Frankl’in, İnsanın Anlam Arayışı’nda izlediği yöntemini diğerlerinden ayıran esas nokta her kesimden insanın ihtiyaç duyabileceği cevapların arayışını, günlük hadiselerin akademik gözlemlenmesinden alıyor oluşudur.
İnsanın Anlam Arayışı, Nazi toplama kampından serbest kaldığı bir sırada, olayın bir kahramanı olarak şahitliğini ve tespitlerini dile getirdiği satırlarla başlıyor. “Toplama Kampı Deneyimleri” isimini verdiği bölümde Frankl, hatıralarını, başkalarının yaşadıkları üzerine gözlemlerini, kampa götürüldüğü sırada yanında bulunan kitabının kaybolması ve ardından bulduğu kâğıt parçalarına tekrar yazmaya başlaması, eşinin ölüp ölmediği ile ilgili bir bilgiye sahip olmadan onunla konuşurken hayal kurması gibi birçok anısını anlatıyor.
İkinci ve üçüncü bölümde ise kendisinin de kurucusu olduğu logoterapi kuramını; Genel İlkeleriyle Logoterapi, Anlam İstemi, Varoluşsal Engelleme, Varoluşsal Boşluk, Yaşamın Anlamı, Meta-Klinik Sorunlar, Psikiyatrinin Yeniden İnsanlaştırılması gibi başlıklar altında sunuyor. Anıların tecrübesi, şahitliği, tefekkürü eşliğinde kendi psikiyatrik örgüsü sayılabilecek logoterapiyi işler.
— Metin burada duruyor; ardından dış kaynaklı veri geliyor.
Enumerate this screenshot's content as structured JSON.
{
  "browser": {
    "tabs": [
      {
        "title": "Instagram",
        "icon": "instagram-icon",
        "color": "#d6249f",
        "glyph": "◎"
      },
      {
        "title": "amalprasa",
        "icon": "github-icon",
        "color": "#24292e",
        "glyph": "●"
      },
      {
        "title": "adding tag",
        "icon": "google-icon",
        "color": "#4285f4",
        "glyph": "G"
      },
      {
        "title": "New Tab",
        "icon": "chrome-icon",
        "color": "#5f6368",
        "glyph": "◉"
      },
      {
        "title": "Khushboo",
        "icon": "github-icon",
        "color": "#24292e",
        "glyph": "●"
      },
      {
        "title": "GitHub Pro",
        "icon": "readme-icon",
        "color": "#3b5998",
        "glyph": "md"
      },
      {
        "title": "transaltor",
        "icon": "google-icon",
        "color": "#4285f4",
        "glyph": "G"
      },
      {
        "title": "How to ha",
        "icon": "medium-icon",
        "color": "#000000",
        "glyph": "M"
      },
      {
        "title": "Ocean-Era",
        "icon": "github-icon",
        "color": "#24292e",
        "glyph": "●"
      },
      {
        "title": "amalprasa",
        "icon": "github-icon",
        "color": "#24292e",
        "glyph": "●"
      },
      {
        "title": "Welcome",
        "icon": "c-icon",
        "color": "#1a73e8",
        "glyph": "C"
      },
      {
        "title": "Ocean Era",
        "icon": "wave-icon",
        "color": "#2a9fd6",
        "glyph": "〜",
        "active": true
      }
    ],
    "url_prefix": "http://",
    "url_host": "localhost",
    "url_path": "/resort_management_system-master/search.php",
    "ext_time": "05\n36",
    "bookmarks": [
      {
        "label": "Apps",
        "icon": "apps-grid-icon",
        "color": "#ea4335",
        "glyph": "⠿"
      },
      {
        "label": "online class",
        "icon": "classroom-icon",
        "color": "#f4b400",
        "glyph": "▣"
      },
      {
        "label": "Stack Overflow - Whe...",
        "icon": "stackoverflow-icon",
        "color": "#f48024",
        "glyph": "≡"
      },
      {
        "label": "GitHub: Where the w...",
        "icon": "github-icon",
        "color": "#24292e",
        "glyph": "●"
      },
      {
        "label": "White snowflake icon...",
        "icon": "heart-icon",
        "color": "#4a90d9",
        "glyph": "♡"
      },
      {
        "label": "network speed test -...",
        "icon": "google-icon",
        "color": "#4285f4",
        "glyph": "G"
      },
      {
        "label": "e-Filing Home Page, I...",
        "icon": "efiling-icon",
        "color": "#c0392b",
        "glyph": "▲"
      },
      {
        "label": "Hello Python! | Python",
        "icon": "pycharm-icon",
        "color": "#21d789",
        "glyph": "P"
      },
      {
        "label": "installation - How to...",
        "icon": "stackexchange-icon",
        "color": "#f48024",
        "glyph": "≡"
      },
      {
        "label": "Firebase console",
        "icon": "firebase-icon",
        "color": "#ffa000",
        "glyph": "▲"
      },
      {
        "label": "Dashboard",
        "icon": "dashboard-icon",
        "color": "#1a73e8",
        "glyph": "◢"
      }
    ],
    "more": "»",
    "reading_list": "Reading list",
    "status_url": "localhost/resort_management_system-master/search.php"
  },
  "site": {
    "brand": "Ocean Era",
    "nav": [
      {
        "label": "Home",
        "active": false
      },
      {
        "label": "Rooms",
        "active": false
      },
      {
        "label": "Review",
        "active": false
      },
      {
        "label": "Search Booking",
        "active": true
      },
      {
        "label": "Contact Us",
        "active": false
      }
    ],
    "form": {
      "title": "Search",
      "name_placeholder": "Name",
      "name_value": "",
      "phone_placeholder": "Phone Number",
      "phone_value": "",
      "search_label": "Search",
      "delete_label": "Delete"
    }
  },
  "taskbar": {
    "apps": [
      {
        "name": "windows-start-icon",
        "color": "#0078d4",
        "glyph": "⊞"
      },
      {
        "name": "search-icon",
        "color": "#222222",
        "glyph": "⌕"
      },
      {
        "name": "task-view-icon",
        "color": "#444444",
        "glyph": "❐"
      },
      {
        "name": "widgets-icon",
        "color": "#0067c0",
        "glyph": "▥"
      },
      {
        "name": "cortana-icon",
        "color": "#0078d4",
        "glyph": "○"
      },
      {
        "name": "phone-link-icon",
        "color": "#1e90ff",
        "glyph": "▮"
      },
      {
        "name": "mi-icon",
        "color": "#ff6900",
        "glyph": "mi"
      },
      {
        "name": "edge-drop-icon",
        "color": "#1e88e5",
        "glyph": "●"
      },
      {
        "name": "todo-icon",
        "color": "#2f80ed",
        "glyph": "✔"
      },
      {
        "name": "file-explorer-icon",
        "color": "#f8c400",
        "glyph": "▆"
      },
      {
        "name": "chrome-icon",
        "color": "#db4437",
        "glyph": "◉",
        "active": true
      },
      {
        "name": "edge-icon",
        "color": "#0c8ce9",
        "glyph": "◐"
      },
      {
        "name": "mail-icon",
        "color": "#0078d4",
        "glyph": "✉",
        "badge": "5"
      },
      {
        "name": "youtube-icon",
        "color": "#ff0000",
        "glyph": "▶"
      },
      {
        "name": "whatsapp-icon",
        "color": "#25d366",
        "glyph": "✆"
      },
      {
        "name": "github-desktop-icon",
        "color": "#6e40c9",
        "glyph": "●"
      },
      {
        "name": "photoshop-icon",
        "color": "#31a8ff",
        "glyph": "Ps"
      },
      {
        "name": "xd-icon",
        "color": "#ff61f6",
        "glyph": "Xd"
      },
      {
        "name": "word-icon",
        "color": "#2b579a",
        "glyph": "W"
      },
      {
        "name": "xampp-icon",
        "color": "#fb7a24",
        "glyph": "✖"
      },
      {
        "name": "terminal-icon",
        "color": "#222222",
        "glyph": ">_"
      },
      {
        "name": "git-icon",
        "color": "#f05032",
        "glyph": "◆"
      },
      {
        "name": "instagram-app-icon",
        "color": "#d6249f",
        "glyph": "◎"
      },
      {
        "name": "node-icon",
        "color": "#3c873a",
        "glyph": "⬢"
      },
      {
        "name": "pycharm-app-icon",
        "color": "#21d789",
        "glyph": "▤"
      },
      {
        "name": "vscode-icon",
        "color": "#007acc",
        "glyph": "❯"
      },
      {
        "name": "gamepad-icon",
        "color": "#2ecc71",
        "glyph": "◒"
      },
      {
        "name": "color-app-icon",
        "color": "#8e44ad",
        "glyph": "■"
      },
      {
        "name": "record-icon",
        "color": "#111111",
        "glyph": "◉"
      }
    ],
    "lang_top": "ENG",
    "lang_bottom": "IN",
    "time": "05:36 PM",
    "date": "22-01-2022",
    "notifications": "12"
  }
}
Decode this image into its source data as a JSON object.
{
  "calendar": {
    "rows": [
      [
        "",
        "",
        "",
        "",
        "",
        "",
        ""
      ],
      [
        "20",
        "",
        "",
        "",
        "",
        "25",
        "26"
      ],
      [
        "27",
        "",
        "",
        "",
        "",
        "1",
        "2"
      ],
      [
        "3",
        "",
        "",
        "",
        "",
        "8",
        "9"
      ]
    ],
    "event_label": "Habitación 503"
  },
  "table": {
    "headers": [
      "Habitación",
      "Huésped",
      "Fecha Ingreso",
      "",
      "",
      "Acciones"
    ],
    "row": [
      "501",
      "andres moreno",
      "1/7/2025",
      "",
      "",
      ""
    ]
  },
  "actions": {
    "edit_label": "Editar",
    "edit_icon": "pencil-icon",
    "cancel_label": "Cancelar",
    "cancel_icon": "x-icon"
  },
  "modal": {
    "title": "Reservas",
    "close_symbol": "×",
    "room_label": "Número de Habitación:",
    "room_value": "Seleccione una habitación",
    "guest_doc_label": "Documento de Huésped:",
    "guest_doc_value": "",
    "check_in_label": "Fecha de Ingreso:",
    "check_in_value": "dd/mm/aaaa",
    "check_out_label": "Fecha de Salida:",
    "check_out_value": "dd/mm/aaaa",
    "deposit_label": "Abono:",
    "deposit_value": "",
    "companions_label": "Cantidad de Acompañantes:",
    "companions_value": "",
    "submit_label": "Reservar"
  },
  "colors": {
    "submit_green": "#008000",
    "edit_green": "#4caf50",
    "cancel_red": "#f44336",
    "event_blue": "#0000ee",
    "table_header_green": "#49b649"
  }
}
Okuyucu; birinci bölümde bir edebiyat ürünü okuduğu hissine kapılırken, bölümün nihayete ermesiyle akademik satırlara yelken açar. Frankl, okuyucuya kamptaki anılarını logoterapi nazarıyla, panoramik bir hale getirdikten sonra, “Logoterapinin Genel İlkelerini” sunmaya başlar.Frankl, İnsanın Anlam Arayışı’nda, Nietzche’nin “Yaşamak için bir nedeni olan kişi, hemen her nasıla dayanabilir.” sözünü gözle görünür bir şekilde dillendir. Belki yerinde bir tabirle Frankl, bilimsel veriler ile hislerini ilişitrerek sunabilmek için Nietzche’nin sözünün işlevine ve çağrışımına muhtaçtır.“Bir insanın ruhsal durumuyla -cesareti ve umudu ya da bunların bulunmayışı- vücudunun bağışıklık durumu arasında ne kadar yakın bir ilişki olduğunu bilenler, umut ve cesaretin birdenbire yitirilmesinin öldürücü bir etkisi olabileceğini anlayacaktır. Arkadaşımın ölümünün nihai nedeni, beklediği özgürlüğünün gelmemesi ve ağır bir hayal kırıklığı yaşamasıydı.” sözleri bir yerde logoterapinin felsefesini özetliyor. İç-dış, akıl-ruh, sevinç-keder gibi ilişkilerin ilişikliği; buradaki mesele, bir zıtlık ilişkisi değil bilakis bir taalluk ilişkisidir. Varoluşun manasına yönelik arayış üzerinde, Frankl’de şu unsurları karşılıyor: a) Bir eser yaratmak ya da bir iş yapmak. b) Bir şey yaşamak ya da bir insanla etkileşmek. c) Kaçınılmaz olan bir acıya karşı bir tavır geliştirmek. İnsanın Anlam Arayışı’nda, İşte bu üç noktadan biriyle hayatın manasını keşfedilebileceği öne sürülüyor.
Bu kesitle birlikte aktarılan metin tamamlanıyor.